Eastern Libyan strongman Khalifa Haftar went into a meeting with his UN-backed rival Prime Minister Fayez al Sarraj and other leaders, an Italian official said, ahead of more inclusive roundtable talks.
The main players in the Libya crisis met in Sicily on Tuesday for Italian-sponsored talks aimed at kickstarting a long-stalled political process and triggering elections despite searing enmities in the divided country.
Eastern Libyan strongman Khalifa Haftar arrived in the Sicilian capital of Palermo from his Benghazi stronghold on Monday evening after days of doubts over his crucial presence, but did not attend a working dinner with other leaders.
Egypt’s President Abdel Fattah el Sisi, Russian Prime Minister Dmitry Medvedev, UN envoy Ghassan Salame, European Council President Donald Tusk and French Foreign Minister Jean-Yves Le Drian were also at the Sarraj-Haftar meeting on the conference sidelines, hosted by Italian Prime Minister Giuseppe Conte.
However, Turkey withdrew from the talks with "deep disappointment".
"Any meeting which excludes Turkey would prove to be counter-productive for the solution of this problem,” Turkish Vice President Fuat Oktay told reporters.
Italian Prime Minister Giuseppe Conte regretted Turkey’s withdrawal from the talks.
“I feel sorry that Turkey’s Vice President Fuat Oktay left the conference. I read his remarks and I didn’t see anything negative about Italy. We must admit that there may be special sensitivities in such decisions,” Conte told media after the event in a news conference.

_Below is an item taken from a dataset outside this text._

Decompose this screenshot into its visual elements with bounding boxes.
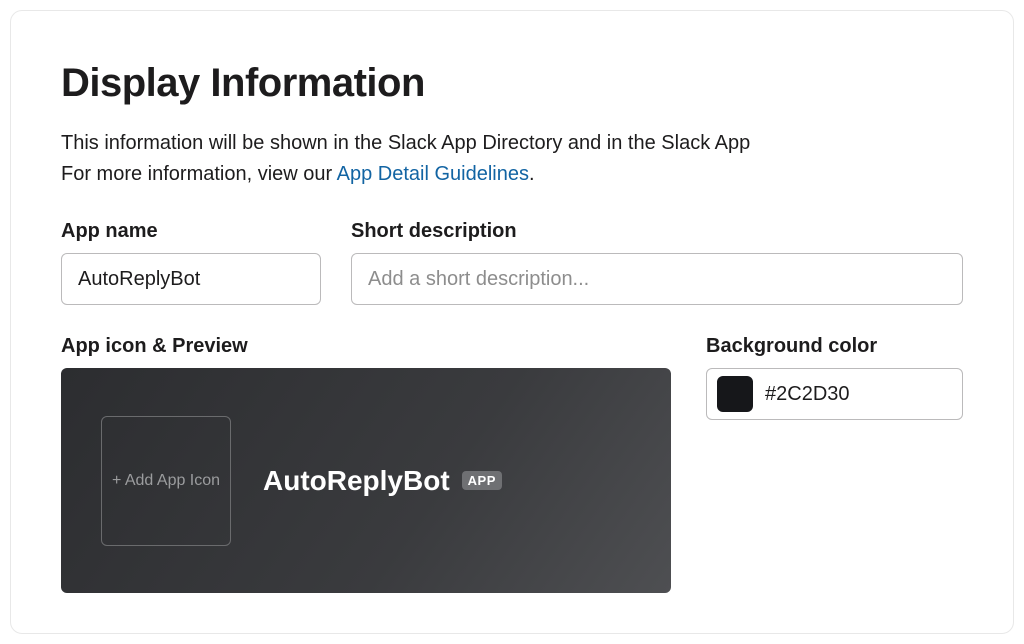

Italy is the latest country aiming to bring Libya’s disparate and often warring factions together after a Paris summit in May saw the Tripoli-based Government of National Accord (GNA) and Haftar agree to hold national polls on December 10 — a date which has fallen by the wayside.
Acknowledging the chaotic political situation since late Libyan leader Muammar Gaddafi was deposed in 2011, the United Nations last week conceded elections will not be viable at least before the spring of 2019.
Haftar, whose forces control all of northeastern Libya, refuses to sit down at the same table as the Islamist leaders he fiercely opposes, militarily and ideologically.
“Haftar is being difficult as he has done several times in the past,” said Paris-based Libya specialist Jalel Harchaoui.
“This attitude cuts both ways because it has a sensational effect that momentarily ups his value, but his interlocutors who are humiliated by this will always remember,” he said.
Analysts say the Sicily summit risks being compromised not only by tensions between Libyan factions but also the competing agendas of foreign powers.
Just as in May, the key Libyan invitees are Haftar, the eastern parliament’s speaker Aguila Salah, GNA head Sarraj and Khaled al Mechri, speaker of a Tripoli-based upper chamber.
The GNA says it will use the Palermo talks to lobby for security reforms that unify the army, a constitutionally rooted electoral process, economic reform and an end to “parallel institutions”.
TRT World's Hasan Abdullah reports from Sicily.
‘A fundamental step’
For Rome’s populist government, a top priority is stemming the flow of migrants who exploit Libya’s security vacuum in their quest to reach European shores, often via Italy.
UN envoy Salame told the Security Council on Thursday that a national conference in early 2019 would be organised to provide “a platform” for Libyans to spell out their vision for the future.
But diplomatic wrangling between Italy and France also hangs over this summit.
In September, Italy’s defence minister and parliamentary speaker both partly blamed France for Libya’s security crisis, which continues to simmer seven years after the NATO-backed uprising toppled Gaddafi.
The Italian swipes came as Tripoli was plagued by militia clashes that killed at least 117 people and wounded more than 400 between late August and late September.
Salame’s deputy Stephanie Williams on Monday hailed the GNA’s moves to secure Tripoli since then but said more must be done to “generate regular forces ready to assume security responsibilities in the capital”.
Rome and Paris have for months been at loggerheads over Libya’s election timetable. While France repeatedly endorsed the December date, Italy opposed it.
Italy has not been alone in pushing for elections to be delayed. December 10 was also viewed sceptically by Washington and Moscow.
One Italian diplomatic source said that no definitive poll date should be set at the summit and it is “not sure that there will be a final document” after the talks.